Modules on international communication and ‘peace comm’ win teaching award
UNIVERSITY PARK, Pa. — Educational modules developed by Penn State faculty member Yael Warshel received a teaching award from the Association for Education in Journalism and Mass Communication. The modules guide graduate students in an exploration of how communication fosters intra- and inter-group dynamics and identity formation and maintenance. The modules also cover the differences between individual-level prejudice and group-level inequality. Such inequality and grievances surrounding it cause political, especially, ethnopolitical group conflicts.
Warshel is assistant professor of telecommunications and media industries at the Donald P. Bellisario College of Communications. Much of the lessons date back over 15 years ago when she first conceived of and started teaching courses about “peace communication” to undergraduates.
“The ideas [for these modules] stem from trying to educate future scholars to be able to produce the evidence that practitioners need to improve [peace communication] efforts,” Warshel said. That is the goal of peace communication or “peace comm,” to determine whether designed communication interventions — from interpersonal to mass media — can have an impact on managing armed political conflicts.
“Whether it is created locally, externally, organically by professionals, citizens, activists or practitioners,” Warshel said, “the research helps determine whether peace communication interventions make meaningful sense.” If they don’t, Warshel added, the research, namely, assessment and evaluation, also helps reveal paths to improvement.
These modules reveal for students the background they will require “to critically and empirically assess and evaluate the efficacy of a peace communication intervention, like understanding the root causes underlying a political conflict, and how mundane interpersonal communication processes mediate and moderate grievances surrounding those causes.”
The modules are titled “Teaching Empathy and World System Categories as Methodologies for Critical International Communication Research,” and they received a third-place teaching award from AEJMC’s International Communication Division.
Research from Warshel’s 2021 book with Cambridge University Press, “Experiencing the Israeli Palestinian Conflict: Children Peace, Communication and Socialization,” is also featured in the modules.
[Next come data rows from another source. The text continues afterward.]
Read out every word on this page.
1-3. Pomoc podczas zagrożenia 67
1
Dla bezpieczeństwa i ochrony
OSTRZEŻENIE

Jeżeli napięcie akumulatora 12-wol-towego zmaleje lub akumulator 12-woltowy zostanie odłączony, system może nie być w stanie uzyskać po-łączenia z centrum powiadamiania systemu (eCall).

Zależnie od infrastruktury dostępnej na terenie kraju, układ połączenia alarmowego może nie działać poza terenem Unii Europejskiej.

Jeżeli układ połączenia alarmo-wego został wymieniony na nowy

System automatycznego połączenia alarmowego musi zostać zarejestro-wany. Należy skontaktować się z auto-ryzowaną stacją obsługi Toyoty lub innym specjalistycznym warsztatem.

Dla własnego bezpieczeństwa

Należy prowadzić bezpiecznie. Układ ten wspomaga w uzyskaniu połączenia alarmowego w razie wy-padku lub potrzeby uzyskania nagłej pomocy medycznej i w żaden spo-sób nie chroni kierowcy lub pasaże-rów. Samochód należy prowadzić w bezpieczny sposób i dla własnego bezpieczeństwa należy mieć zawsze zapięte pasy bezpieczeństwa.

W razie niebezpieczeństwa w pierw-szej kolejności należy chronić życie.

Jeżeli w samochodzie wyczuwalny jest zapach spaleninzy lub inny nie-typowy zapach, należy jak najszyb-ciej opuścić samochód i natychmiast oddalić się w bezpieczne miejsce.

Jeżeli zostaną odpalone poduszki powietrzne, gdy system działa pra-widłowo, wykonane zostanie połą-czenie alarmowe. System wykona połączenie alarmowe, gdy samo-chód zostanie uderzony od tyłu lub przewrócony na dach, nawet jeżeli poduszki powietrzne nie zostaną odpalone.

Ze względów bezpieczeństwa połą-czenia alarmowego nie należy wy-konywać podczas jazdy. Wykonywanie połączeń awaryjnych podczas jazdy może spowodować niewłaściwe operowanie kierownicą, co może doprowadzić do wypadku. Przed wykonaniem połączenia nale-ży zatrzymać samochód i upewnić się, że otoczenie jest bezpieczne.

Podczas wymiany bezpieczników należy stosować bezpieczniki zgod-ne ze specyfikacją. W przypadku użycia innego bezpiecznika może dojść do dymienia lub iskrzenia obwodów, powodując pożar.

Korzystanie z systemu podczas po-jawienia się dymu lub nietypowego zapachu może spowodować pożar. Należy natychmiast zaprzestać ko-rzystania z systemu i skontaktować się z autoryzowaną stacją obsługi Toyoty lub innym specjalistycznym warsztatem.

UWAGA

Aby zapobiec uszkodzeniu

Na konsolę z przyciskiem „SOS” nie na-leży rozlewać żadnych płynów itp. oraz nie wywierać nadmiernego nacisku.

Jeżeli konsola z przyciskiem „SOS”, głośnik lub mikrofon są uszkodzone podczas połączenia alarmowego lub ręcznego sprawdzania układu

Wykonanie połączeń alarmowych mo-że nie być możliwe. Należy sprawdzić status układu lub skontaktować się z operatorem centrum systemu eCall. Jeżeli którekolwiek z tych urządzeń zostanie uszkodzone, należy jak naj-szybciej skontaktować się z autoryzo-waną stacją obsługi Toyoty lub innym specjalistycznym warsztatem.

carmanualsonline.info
In the book, with its focus on comparing international conflict cases, she writes about how to use world system categories to compare “groupings” around the world and the level of power, or access to resources, they hold.
Using these categories to draw comparisons, as opposed to comparing so-called groups directly, she explains, is crucial for conducting effective critical international communication research. Developing comparative categorical and empathetic based understandings of local histories and group experiences is essential. Theories and causality, she says, are what needs to be studied, not individual national cases in isolation. The latter confounds deeper understandings. A review of her book underlines the contributions of this approach.
In the review, Ned Lazarus, George Washington University and former Middle East program director for Seeds of Peace in Jerusalem, acknowledges the challenges of describing a conflict without reinforcing its “polarizing narratives.” He writes that Warshel overcomes this challenge and “is able to authentically and emphatically portray” the perspectives and experiences of all ethnopolitical groupings party to the conflict. Her efforts, illustrating the range of structural violence, physical violence, threat, and/or trauma asymmetrically experienced, creating a “classic ‘double-minority’ dynamic, in which all groups feel outnumbered, threatened, and aggrieved, none without reason,” make the book a “resounding success.” The “remarkable study” “should move even jaded scholars of ethno-nationalism and disillusioned veterans of Middle East peace advocacy.”
The modules are relevant for students studying international communication, international affairs and peace and conflict studies. Warshel said the comparative lessons also pertain more broadly to U.S.-focused antiracism, and diversity, equity and inclusion education.
While the practice of peace communication is roughly 80 years old, evaluating the effectiveness of interventions or campaigns became more common at the turn of the 21st century.
“I was really drawn to how [campaigns and interventions] work,” she said. “Why are donors pouring money into efforts that could be a waste of money? They might not be impactful and, worse, could be creating more harm than good.
She said that if the interventions are well designed, they may bring about meaningful change to political, economic, social and/or military structures, any of which may be the underlying source for a political conflict.
Warshel is also a research associate with the Rock Ethics Institute and affiliated faculty of international affairs, international and comparative education, African studies, and Middle Eastern studies. She is also the founding director of the Children, Media and Conflict Zones Lab.
AEJMC is a nonprofit organization of more than 3,700 educators, students and practitioners from around the globe. Its mission is to promote the highest possible standards for journalism and mass communication education, to encourage the widest possible range of communication research, to encourage the implementation of a multi-cultural society in the classroom and curriculum, and to defend and maintain freedom of communication, in an effort to achieve better professional practice, a better informed public and wider human understanding.